Observers agree that one of Breton’s greatest strengths as a commissioner is his network of contacts in business, coupled with a notable technology and business acumen. “He’s an insider, unlike previous commissioners in his position,” said Julien Nocetti, digital policy expert and teaching fellow at France’s St-Cyr military academy. “It is fairly positive for the EU Commission to have someone like him – it’s a strong political signal.”
Breton has developed his approach to policy-making by building on his experience in both the private sector and government. He thinks management and public action need to anticipate rather than follow regulation, thus encouraging actors to modify their behaviour. In his teaching days at Harvard, he called this method “soft law”.
“If you tell [companies] ‘change your behaviour a little’ and they say yes, they’ll do it in 24 hours” he explains. “I’m gaining time and we can obtain results through constructive dialogue.”

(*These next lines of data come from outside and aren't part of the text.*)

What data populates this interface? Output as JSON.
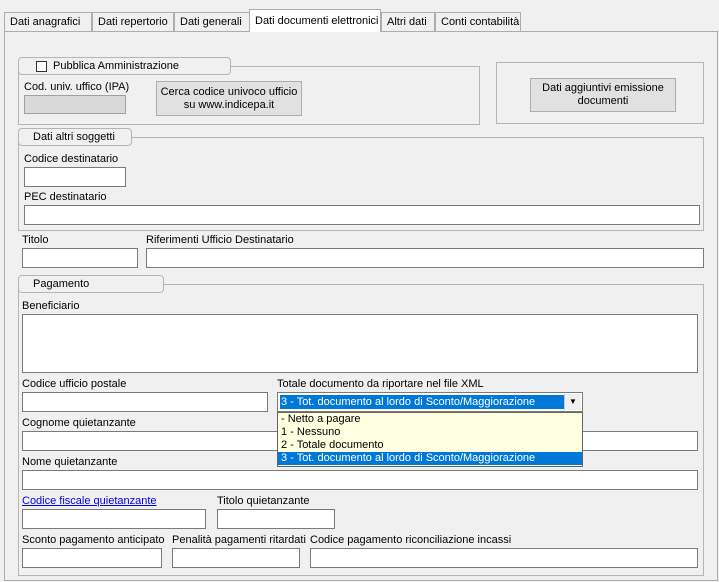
{
  "tabs": [
    {
      "label": "Dati anagrafici"
    },
    {
      "label": "Dati repertorio"
    },
    {
      "label": "Dati generali"
    },
    {
      "label": "Dati documenti elettronici"
    },
    {
      "label": "Altri dati"
    },
    {
      "label": "Conti contabilità"
    }
  ],
  "pa": {
    "checkbox_label": "Pubblica Amministrazione",
    "checked": false,
    "cod_label": "Cod. univ. uffico (IPA)",
    "cod_value": "",
    "search_button": "Cerca codice univoco ufficio su www.indicepa.it",
    "extra_button": "Dati aggiuntivi emissione documenti"
  },
  "altri_soggetti": {
    "legend": "Dati altri soggetti",
    "codice_label": "Codice destinatario",
    "codice_value": "",
    "pec_label": "PEC destinatario",
    "pec_value": ""
  },
  "titolo_label": "Titolo",
  "titolo_value": "",
  "rif_label": "Riferimenti Ufficio Destinatario",
  "rif_value": "",
  "pagamento": {
    "legend": "Pagamento",
    "beneficiario_label": "Beneficiario",
    "beneficiario_value": "",
    "ufficio_postale_label": "Codice ufficio postale",
    "ufficio_postale_value": "",
    "totale_label": "Totale documento da riportare nel file XML",
    "totale_selected": "3 - Tot. documento al lordo di Sconto/Maggiorazione",
    "totale_options": [
      " - Netto a pagare",
      "1 - Nessuno",
      "2 - Totale documento",
      "3 - Tot. documento al lordo di Sconto/Maggiorazione"
    ],
    "cognome_label": "Cognome quietanzante",
    "cognome_value": "",
    "nome_label": "Nome quietanzante",
    "nome_value": "",
    "cf_label": "Codice fiscale quietanzante",
    "cf_value": "",
    "titolo_q_label": "Titolo quietanzante",
    "titolo_q_value": "",
    "sconto_label": "Sconto pagamento anticipato",
    "sconto_value": "",
    "penalita_label": "Penalità pagamenti ritardati",
    "penalita_value": "",
    "riconciliazione_label": "Codice pagamento riconciliazione incassi",
    "riconciliazione_value": ""
  },
  "colors": {
    "selection": "#0078d7",
    "dropdown_bg": "#ffffe1",
    "link": "#0000ee"
  }
}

On the other hand, Breton says he and the Commission are ready to regulate and use “extremely strict” measures – from fines all the way to company break-ups, if tech CEOs do not adapt to European requests and standards. “We are clear about what we need and they’d better anticipate before law is put into place.”

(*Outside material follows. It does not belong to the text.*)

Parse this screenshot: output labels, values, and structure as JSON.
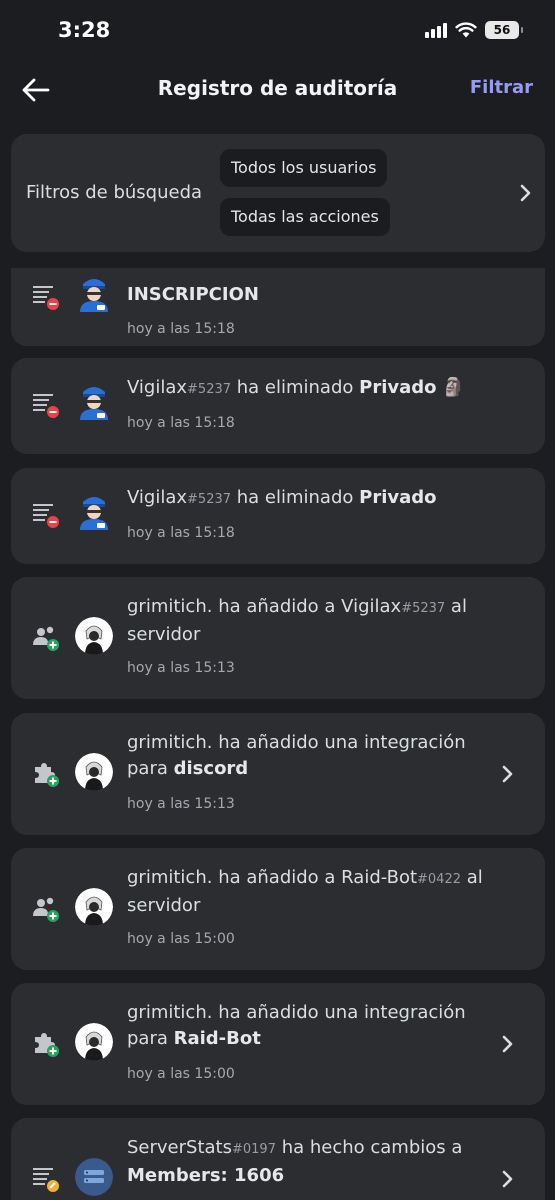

Faced with the unbridled growing power of Google, Apple, Facebook and Amazon, the Commission, which initiates the laws for the European Union, has been trying to establish rules to keep their actions under check. Breton is particularly concerned about the spread of disinformation and hate speech. He likes to call the Internet the “informational space”, one of the four spaces making up our geopolitical reality – together with land, sea, and air. The first three have been regulated over the centuries via laws, taxes and registers; now Breton wants to bring order to the fourth.
That is no mean feat in these volatile times of pandemic and geopolitical standoffs. The US and China are stuck in a confrontation that often revolves on technological matters – from 5G to social media – forcing the European Union to think seriously about achieving its own technological autonomy. “We see a continuity in a pre-existing EU digital policy, but with new rhetorical elements – like a clearer affirmation of Europe’s place in the world and of its liberty to determine its own digital path,” says Nocetti. The novel coronavirus crisis has compounded that urge, highlighting the EU’s need to be less reliant on foreign supply chains and companies.

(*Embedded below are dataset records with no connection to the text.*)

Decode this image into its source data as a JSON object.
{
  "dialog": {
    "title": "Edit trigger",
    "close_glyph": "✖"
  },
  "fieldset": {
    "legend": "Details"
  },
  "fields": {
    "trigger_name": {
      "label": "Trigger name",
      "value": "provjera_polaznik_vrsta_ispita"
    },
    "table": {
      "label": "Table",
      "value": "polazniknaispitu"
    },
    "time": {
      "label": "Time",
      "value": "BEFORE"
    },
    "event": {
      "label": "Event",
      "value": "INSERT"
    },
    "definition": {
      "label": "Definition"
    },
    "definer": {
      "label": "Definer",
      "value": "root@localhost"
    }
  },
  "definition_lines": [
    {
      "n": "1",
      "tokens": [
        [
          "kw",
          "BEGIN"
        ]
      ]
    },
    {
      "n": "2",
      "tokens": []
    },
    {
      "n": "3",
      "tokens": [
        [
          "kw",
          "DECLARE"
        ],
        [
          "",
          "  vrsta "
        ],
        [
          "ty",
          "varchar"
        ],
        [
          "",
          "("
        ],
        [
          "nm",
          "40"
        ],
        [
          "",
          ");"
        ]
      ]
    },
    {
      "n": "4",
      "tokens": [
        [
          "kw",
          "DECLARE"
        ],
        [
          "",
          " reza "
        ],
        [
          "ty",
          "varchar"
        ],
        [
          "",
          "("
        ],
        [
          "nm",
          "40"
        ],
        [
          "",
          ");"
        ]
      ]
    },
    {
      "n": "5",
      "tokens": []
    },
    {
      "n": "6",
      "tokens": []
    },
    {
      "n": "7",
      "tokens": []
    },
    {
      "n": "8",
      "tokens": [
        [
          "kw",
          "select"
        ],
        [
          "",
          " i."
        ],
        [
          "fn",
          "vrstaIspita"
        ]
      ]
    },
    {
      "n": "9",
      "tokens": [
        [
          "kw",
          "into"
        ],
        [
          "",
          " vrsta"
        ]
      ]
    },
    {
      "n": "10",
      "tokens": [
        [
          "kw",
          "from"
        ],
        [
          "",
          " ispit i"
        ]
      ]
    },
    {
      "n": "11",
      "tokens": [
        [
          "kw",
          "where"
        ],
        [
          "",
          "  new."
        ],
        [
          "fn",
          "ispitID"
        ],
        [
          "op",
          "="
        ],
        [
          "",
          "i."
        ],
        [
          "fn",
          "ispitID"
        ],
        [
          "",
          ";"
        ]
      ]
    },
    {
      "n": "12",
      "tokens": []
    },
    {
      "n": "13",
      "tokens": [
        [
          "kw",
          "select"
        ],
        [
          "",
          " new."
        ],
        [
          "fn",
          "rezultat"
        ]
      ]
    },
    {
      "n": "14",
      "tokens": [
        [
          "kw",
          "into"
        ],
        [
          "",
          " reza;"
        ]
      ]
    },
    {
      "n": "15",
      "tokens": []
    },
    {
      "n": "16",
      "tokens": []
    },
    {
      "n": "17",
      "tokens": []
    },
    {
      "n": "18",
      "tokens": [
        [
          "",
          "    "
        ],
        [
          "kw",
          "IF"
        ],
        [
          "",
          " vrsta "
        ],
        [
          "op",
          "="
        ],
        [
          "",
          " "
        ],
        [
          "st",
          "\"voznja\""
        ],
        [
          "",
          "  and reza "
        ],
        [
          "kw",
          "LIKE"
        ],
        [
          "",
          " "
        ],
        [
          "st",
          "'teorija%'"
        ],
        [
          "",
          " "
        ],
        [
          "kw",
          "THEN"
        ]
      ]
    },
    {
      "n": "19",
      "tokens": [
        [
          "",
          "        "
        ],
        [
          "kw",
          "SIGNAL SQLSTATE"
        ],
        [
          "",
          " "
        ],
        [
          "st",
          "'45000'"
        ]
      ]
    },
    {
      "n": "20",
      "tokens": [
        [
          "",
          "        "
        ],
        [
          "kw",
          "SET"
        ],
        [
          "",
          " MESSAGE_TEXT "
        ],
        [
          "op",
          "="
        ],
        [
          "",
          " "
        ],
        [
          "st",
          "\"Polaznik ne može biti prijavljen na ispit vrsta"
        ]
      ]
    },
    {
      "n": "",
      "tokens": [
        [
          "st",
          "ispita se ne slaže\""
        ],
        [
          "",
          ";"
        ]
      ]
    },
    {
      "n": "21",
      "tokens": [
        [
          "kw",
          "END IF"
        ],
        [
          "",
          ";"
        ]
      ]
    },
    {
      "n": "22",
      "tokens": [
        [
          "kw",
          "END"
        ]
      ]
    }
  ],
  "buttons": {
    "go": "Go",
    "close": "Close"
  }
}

But to accomplish that, Europe and its tech sector will need to scale up. Up until this point, the EU Commission’s chief forays into technology have amounted to regulation and the occasional high-profile fine. That is changing: according to Isabel Skierka, a data and technology fellow at the Global Public Policy Institute, the Commission is focusing its efforts on encouraging innovation in order to “build a European digital ecosystem”, able to hold its own compared to the US. Since he joined the Commission in December 2019, Breton has already unveiled plans to attain that, including the EU’s digital and industrial strategies and an AI and data roadmap.
“The European Union has long had the image of a regulator, and maybe of an overegulator,” Breton says. “We will make sure that European entrepreneurs can blossom.”
His hardest battle might be within the Commission itself, says Johan Bjerkem, an analyst at the European Policy Centre in Brussels. Breton’s digital portfolio overlaps with EU executive vice-president and antitrust supremo Margrethe Vestager, who has both more powers than Breton and a different style – she is the one who has repeatedly slapped American tech titans with eye-watering fines.
“Vestager is much more focused on the need to have fair competition across Europe,” Bjerkem says. “For Breton, it's much more important to boost the European tech industry.”